If the guidelines that have been developed for the 64-acre property (which go before the City Council later this month) end up producing something more or less what’s described, this section of mid-town Santa Fe would become a happening place.
The five main uses suggested, all good ones, are pretty much what was expected going into a public comment period over the past several months — a “premier higher education” institution; apartments in a town with a severe shortage of them; film production and related enterprises based around the campus’ existing, professional and fully operational Garson Studios and The Screen movie theater; other arts programs using the impressive 550-seat Greer Garson Theatre (hey, the famed Hollywood actress who lived out near Pecos certainly left her mark here) and possibly a new amphitheater; and a techbusiness hub.
In other words, the burgeoning plan (in which Councilor Mike Harris also has been involved) promises something like a new urban village.
Apartments might be the easiest goal to achieve as the spacious campus provides something of a shield or buffer to overcome the settled fact that most Santa Fe neighborhoods don’t want apartments. Still, developers making proposals for the city land shouldn’t let their imaginations run wild — Santa Fe isn’t meant for the kinds of apartment sprawl that can go on for blocks and blocks in many cities. Somehow, the city and builders have to show the skeptics that a dense rental housing development can be a great neighborhood in itself.
The education piece seems key to what the city leadership is considering. Webber and councilors may have inside knowledge of what the options are here, but they aren’t obvious to us ignorant outsiders. Are we talking about a branch campus along the lines of UNM’s operations in Los Alamos or Taos, and is that enough? What other way can a “premier, accredited” education program move in? Break off a graduate film or theater program from a major university and put it in Santa Fe? That would be impressive.
The UNM proposal mentioned so far involves a for-profit education company, like the owners of the now defunct SFUAD. Students and faculty by many accounts loved that school dearly, but it went away when not enough dollars flowed. The axiom about once bitten, twice shy applies here.
The city-owned Railyard comes to mind as a predecessor for the Mid-City campus plan. It’s taken more than 20 years, but the Railyard now is, often, a happening place (try to find a parking place on a Friday night when Violet Crown is showing a Hollywood blockbuster and there’s a free concert under the water tower).

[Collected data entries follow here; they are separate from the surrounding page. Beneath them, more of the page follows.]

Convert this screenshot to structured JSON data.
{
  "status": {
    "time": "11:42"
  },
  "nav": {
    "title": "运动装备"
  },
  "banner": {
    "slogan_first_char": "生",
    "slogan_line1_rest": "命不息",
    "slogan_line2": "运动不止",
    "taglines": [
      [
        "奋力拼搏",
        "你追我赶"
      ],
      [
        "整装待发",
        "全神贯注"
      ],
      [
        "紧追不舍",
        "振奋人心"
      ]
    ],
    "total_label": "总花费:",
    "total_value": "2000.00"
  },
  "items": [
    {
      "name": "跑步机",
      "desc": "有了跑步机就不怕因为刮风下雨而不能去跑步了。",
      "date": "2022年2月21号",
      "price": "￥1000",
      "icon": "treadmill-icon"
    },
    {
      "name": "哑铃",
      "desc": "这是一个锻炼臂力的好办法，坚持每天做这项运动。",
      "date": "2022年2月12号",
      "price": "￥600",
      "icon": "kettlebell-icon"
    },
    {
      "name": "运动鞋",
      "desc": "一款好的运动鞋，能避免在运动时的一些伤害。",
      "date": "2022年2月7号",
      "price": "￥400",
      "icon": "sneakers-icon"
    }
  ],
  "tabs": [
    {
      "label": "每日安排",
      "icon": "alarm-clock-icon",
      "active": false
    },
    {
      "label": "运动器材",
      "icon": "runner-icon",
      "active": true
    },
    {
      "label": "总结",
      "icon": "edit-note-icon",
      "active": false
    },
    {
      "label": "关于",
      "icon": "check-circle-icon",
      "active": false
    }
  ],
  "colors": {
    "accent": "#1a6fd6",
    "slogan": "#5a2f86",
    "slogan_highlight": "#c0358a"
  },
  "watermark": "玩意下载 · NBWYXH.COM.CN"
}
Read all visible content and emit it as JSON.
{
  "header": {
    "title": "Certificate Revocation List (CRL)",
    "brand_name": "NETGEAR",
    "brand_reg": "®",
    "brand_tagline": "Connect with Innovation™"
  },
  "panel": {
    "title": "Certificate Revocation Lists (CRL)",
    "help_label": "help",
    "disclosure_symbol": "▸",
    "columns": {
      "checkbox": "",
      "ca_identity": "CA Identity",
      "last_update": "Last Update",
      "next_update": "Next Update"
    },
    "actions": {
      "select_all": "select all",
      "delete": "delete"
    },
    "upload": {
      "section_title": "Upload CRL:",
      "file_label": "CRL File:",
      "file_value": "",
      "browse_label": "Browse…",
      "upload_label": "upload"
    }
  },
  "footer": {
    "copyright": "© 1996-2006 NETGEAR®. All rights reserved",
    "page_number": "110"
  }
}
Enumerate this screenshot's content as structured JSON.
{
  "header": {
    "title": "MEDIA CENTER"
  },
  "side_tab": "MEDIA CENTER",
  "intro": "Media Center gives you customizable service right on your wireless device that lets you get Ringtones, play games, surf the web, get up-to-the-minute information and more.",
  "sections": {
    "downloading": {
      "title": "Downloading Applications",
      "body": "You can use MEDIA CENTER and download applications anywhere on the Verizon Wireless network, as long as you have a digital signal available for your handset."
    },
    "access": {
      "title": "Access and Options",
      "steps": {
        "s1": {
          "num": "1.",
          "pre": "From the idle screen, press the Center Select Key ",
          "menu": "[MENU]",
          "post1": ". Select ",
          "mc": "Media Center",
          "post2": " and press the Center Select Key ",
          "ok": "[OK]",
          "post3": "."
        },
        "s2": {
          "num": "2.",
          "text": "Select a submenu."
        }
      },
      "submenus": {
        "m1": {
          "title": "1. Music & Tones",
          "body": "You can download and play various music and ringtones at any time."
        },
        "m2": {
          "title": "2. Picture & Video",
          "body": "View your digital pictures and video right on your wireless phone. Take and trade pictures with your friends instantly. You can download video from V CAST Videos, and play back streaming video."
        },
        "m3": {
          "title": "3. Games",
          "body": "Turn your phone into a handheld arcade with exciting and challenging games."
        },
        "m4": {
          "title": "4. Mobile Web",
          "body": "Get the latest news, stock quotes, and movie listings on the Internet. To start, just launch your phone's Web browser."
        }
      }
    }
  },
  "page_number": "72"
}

But the recent success there didn’t come easy. Remember the big hole in the ground that was supposed to become a movie theater and for years was nothing but air before Violent Crown moved in? The Railyard development wasn’t as complicated as what is envisioned at the campus site, and it still needs work — mainly on the commercial building that houses REI that went bankrupt and at one point was bailed out when it part of it was sold to the city itself for the oh-so-exciting use of municipal government office space.
For the campus, it appears that the city’s first step will be to hire consultants to come up with some basic planning documents. Webber said the city also will need to develop a governance structure for the development, possibly a board or commission, that outlives the political life of any single elected official.
We agree with Lindell that, even with a $2.2 million-ayear mortgage on the campus property, the city has to take the time to “do this right.” And Webber has to figure out how to make his team do several things — attract a school, develop good apartments, encourage the tech development that every city wants, find uses for a huge theater space — all at the same time, or at least together over a period of years.
The city has to avoid the mushy, overly novelistic ideas that some design groups put forth during the public comment period. This project needs clear thinking and discipline to make it happen.
For better or worse, the city bought the campus property for $19.5 million (and much more than that in eventual mortgage payments) in 2009 because leaders didn’t want to see another big hole, figuratively speaking, in the middle of Santa Fe. The city has developed a general idea about what it wants to do on the land post-SFUAD, and it’s fine so far. Now comes the hard part.